Companies doing business in California are well-acquainted with the state’s wide range of consumer protection statutes, many of which are unique to California. You can now add another one-of-a-kind statute to that list -- one that will add to the burdens of doing business in the Golden State.
California recently passed the Transparency in Supply Chains Act (Senate Bill 657), which requires retail sellers and manufacturers to disclose their efforts to eradicate slavery and human trafficking from their supply chains. This law will take effect on January 1, 2012 and applies to all companies with over $100 million in annual revenue that are doing business in California. According to one estimate, this would affect over three thousand companies.
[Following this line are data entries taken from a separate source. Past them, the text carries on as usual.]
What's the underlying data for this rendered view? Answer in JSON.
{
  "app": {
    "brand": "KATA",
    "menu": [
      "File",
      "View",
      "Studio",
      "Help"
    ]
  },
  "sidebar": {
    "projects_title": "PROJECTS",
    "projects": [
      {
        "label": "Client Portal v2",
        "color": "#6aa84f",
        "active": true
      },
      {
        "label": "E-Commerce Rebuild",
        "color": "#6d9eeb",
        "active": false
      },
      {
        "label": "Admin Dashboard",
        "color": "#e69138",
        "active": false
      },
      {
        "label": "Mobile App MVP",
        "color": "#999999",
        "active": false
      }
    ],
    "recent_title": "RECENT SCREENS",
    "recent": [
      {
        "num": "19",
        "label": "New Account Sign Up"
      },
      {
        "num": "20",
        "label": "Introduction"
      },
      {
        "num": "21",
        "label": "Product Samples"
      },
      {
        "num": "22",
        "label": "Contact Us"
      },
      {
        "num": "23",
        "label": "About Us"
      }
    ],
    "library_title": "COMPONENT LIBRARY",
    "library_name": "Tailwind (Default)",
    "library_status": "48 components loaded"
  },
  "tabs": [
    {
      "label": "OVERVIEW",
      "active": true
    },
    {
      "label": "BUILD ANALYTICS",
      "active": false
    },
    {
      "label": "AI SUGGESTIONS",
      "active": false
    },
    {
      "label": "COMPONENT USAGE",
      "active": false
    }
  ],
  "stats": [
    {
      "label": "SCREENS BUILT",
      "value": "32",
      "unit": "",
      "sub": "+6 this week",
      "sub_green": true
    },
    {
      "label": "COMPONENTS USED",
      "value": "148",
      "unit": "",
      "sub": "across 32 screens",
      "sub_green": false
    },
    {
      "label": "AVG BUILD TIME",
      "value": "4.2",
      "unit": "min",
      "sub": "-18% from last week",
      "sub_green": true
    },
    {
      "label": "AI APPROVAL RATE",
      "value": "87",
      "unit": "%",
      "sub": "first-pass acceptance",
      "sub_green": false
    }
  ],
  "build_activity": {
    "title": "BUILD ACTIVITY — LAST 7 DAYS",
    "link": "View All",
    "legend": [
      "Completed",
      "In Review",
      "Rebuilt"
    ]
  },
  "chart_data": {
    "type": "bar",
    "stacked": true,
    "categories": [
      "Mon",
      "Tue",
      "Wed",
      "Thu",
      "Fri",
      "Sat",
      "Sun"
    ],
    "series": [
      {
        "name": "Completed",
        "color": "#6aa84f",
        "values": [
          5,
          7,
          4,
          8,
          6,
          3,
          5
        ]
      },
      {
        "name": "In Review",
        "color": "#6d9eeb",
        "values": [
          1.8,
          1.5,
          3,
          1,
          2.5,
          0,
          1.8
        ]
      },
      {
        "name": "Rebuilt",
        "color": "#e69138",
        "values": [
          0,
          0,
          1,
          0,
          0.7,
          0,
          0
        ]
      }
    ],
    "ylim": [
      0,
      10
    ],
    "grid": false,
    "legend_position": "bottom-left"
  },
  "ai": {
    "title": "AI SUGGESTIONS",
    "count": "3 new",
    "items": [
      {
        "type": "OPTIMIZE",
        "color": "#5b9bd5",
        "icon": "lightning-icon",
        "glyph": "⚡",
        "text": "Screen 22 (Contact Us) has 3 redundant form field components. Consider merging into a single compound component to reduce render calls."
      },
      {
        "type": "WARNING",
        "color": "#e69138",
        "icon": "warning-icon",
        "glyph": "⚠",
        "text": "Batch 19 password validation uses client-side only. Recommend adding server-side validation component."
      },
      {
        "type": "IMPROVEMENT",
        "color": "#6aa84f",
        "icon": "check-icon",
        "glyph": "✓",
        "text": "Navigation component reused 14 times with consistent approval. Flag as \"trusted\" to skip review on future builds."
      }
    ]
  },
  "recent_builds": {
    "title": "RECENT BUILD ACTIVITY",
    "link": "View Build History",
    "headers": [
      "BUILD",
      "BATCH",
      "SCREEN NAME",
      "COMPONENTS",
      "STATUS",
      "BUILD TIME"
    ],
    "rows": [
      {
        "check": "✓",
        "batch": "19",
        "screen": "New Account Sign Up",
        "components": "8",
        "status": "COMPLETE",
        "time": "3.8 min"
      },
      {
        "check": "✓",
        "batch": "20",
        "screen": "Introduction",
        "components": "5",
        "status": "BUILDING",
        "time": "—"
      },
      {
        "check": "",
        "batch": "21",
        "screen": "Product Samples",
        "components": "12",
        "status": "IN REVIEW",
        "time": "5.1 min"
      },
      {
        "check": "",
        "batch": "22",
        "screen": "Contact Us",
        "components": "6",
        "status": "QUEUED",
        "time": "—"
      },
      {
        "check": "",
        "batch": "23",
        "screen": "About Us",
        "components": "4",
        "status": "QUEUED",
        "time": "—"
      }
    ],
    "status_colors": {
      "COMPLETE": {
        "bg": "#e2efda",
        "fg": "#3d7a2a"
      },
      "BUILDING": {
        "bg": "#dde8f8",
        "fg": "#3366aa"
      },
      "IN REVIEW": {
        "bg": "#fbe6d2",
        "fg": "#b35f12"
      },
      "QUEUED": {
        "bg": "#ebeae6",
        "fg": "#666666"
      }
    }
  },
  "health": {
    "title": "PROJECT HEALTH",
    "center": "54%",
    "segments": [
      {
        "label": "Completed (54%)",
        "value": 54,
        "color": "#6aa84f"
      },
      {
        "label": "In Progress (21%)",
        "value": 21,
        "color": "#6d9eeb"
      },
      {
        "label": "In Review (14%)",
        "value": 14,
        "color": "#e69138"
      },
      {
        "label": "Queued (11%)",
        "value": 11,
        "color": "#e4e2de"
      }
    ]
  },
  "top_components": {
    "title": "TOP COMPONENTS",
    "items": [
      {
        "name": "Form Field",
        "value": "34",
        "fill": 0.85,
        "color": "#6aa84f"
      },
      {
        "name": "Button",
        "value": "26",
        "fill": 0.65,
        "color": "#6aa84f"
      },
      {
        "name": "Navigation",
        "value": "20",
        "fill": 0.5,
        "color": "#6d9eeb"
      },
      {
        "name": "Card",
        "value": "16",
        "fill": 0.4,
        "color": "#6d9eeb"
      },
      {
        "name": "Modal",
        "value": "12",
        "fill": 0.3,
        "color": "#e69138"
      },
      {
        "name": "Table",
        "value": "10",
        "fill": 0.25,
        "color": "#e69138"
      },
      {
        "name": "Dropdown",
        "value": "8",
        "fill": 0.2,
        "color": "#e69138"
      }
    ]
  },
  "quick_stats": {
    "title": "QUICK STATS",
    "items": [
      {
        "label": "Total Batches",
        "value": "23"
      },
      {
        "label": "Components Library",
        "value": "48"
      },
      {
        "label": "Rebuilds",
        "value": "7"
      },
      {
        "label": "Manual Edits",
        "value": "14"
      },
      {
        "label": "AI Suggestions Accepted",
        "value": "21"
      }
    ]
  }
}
The exclusive remedy for a violation of the law is an action brought by the California Attorney General for injunctive relief.
The law will require companies to post a public disclosure of their efforts on their website, which must be identified by a conspicuous and easily understood link. If a company does not have a website, it must provide written disclosure within thirty days of receiving a consumer request. The disclosure must, at a minimum, include to what extent the company:
- Engages in verification of product supply chains to evaluate and address risks of human trafficking and slavery;
- Conducts audits of suppliers to evaluate supplier compliance with company standards for trafficking and slavery in supply chains;
- Requires direct suppliers to certify that materials incorporated into the product comply with the laws regarding slavery and human trafficking of the country or countries in which they are doing business;
- Maintains internal accountability standards and procedures for employees or contractors failing to meet company standards regarding slavery and trafficking; and
- Provides company employees and management (who have direct responsibility for supply chain management) training on human trafficking and slavery, particularly with respect to mitigating risks within the supply chains of products.
It should be emphasized that this law does not require any company to take any affirmative steps to eradicate slavery and trafficking from its supply chain. It simply requires the company to disclose what steps (if any) it is currently taking.
Any company that decides, in response to this law or otherwise, to influence the practices of their supply chain should consider that they may be inviting litigation. At least one lawsuit has been brought alleging that a company’s efforts to influence its suppliers’ treatment of workers made it a “joint employer” with legal responsibility for that treatment.